Dr. Griffith also referred to a 2018 study that suggests men aged 45 to 64 years in age have a higher risk of stroke than women in both white and Black populations. He also things that young and middle-aged men tend to struggle with heart health “because of the multiple role demands and financial pressures that cluster in middle-age.”

He went on to explain further, “The current generation of young adults have tended to delay pursuing key adult roles and responsibilities, [such as] marriage, homeownership, and beginning careers. [They have] faced considerable student loan debt, stagnant wages, increased social isolation, and sedentary behavior associated with technology use – [for example,] social media, video games, [and] binge watching shows and movies. These factors are sources of stress that may raise blood pressure and stimulate unhealthy eating, sugar sweetened beverage consumption, smoking, alcohol us, and other behaviors […]. These stress-coping behaviors can lead to high blood pressure.”

He added that when it comes to middle age, lifestyle choices and experiences up to that point tend to lead to physical decline.

Cardiologist and medical director of noninvasive cardiology at MermorialCare Heart and Vascular Institute at Orange Coast Medical Center in Fountain Valley, CA, Jennifer Wong, M.D. FACC also told MNT in an interview that she had the same findings in her own anecdotal observations.
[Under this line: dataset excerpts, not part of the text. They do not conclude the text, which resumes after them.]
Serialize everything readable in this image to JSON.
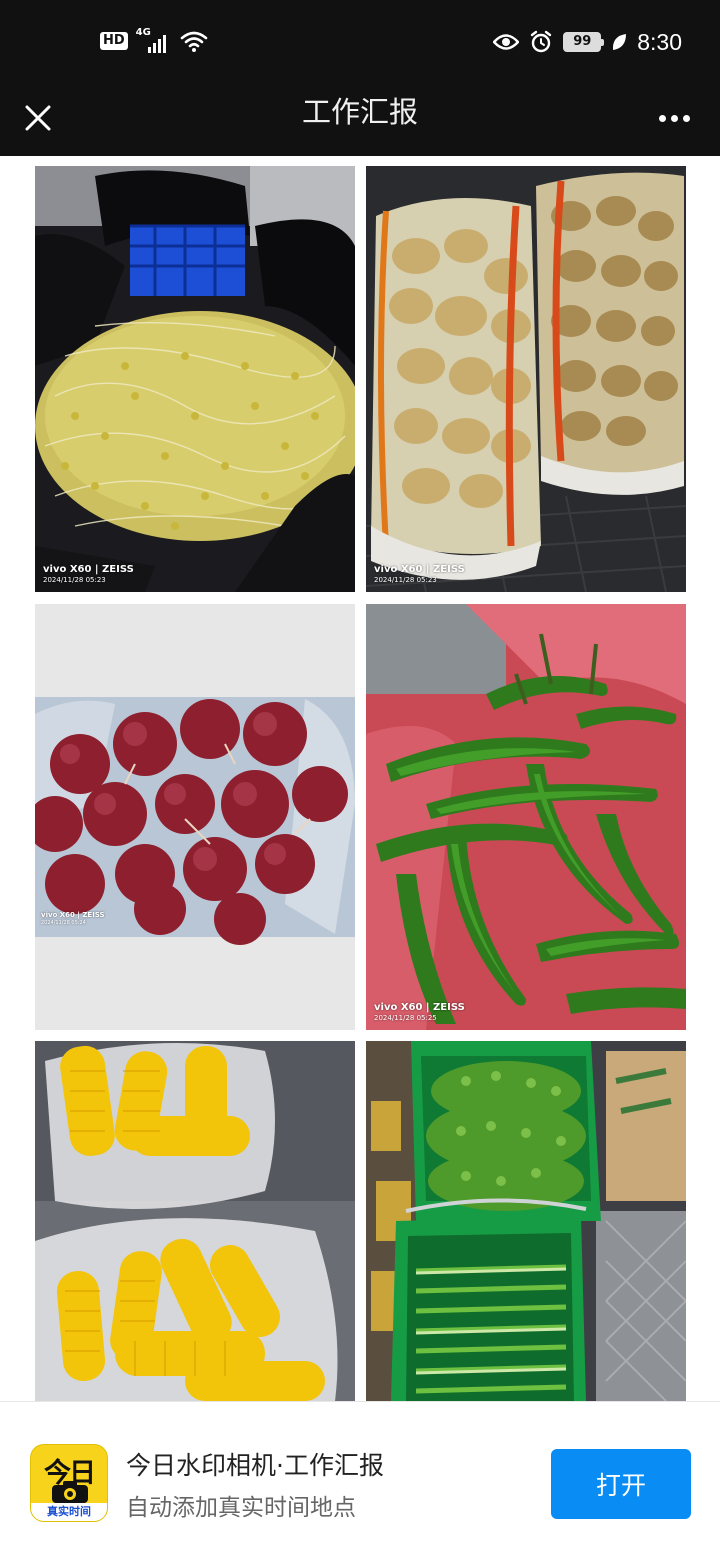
{
  "status_bar": {
    "hd": "HD",
    "network": "4G",
    "battery": "99",
    "time": "8:30",
    "icons": [
      "signal-icon",
      "wifi-icon",
      "eye-icon",
      "alarm-icon",
      "battery-icon",
      "leaf-icon"
    ]
  },
  "nav": {
    "title": "工作汇报",
    "close_icon": "close-icon",
    "more_icon": "more-icon"
  },
  "photos": [
    {
      "subject": "bean-sprouts",
      "watermark": {
        "brand": "vivo X60 | ZEISS",
        "datetime": "2024/11/28 05:23"
      }
    },
    {
      "subject": "potatoes",
      "watermark": {
        "brand": "vivo X60 | ZEISS",
        "datetime": "2024/11/28 05:23"
      }
    },
    {
      "subject": "red-onions",
      "watermark": {
        "brand": "vivo X60 | ZEISS",
        "datetime": "2024/11/28 05:24"
      }
    },
    {
      "subject": "green-peppers",
      "watermark": {
        "brand": "vivo X60 | ZEISS",
        "datetime": "2024/11/28 05:25"
      }
    },
    {
      "subject": "corn",
      "watermark": null
    },
    {
      "subject": "scallions",
      "watermark": null
    }
  ],
  "banner": {
    "icon_text_top": "今日",
    "icon_text_bottom": "真实时间",
    "title": "今日水印相机·工作汇报",
    "subtitle": "自动添加真实时间地点",
    "open_label": "打开"
  },
  "colors": {
    "bar_bg": "#111111",
    "button_blue": "#0a8cf5",
    "icon_yellow": "#f7d31c"
  }
}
In fact, she also shared a number of factors she believes contributes to higher incidents of uncontrolled hypertension when it comes to young men.

Dr. Wong explains, “I think for younger patients, it could be an element of noncompliance: not going to doctors, not taking medications… […] especially young men.”

She also says that she has observed that hypertension in some of her younger male patients tends to be more resistant to medications. Meanwhile, younger individuals “also tend to be more sensitive to medications.”

Also, Dr. Wong explains that younger patients tend not to tolerate beta-blockers, which is a commonly used blood pressure-lowering medication.


How About Older Women?

As explained by Dr. Visaria and his study co-authors, “[…] women tend to have an accelerated increase in blood pressure and cardiovascular disease risk after menopause.”

Dr. Wong also shares that it’s rather difficult to treat older women dealing with uncontrolled hypertension. From her observations, she shares, “[O]lder women tend not to tolerate lower blood pressures, so [it’s] difficult to treat the high blood pressures without running into lower blood pressure where they feel underperfused.”

But for Dr. Wong, the concern lies more in the way society underestimates the ‘prevalence and severity of cardiovascular disease in women.’

While statistics show that men tend to develop heart disease more than women, this illness “is still the number one killer in women, more than breast cancer.”


Still Needing Further Studies

The researchers do agree that the study has certain limitations. One example is that the study’s health data only provided one blood pressure reading at one time point for every participant. Considering it was a single reading, it was not enough to accurately quantify their blood pressure, which commonly fluctuates all throughout the day.

Dr. Visaria also says that further research is needed to figure out the reasons behind the differences in uncontrolled hypertension.

He proposes, “In order to really determine whether uncontrolled hypertension rates are changing in women vs. men across age, a prospective study where blood pressure measurements are tracked over time in women and men with hypertension is ideal.”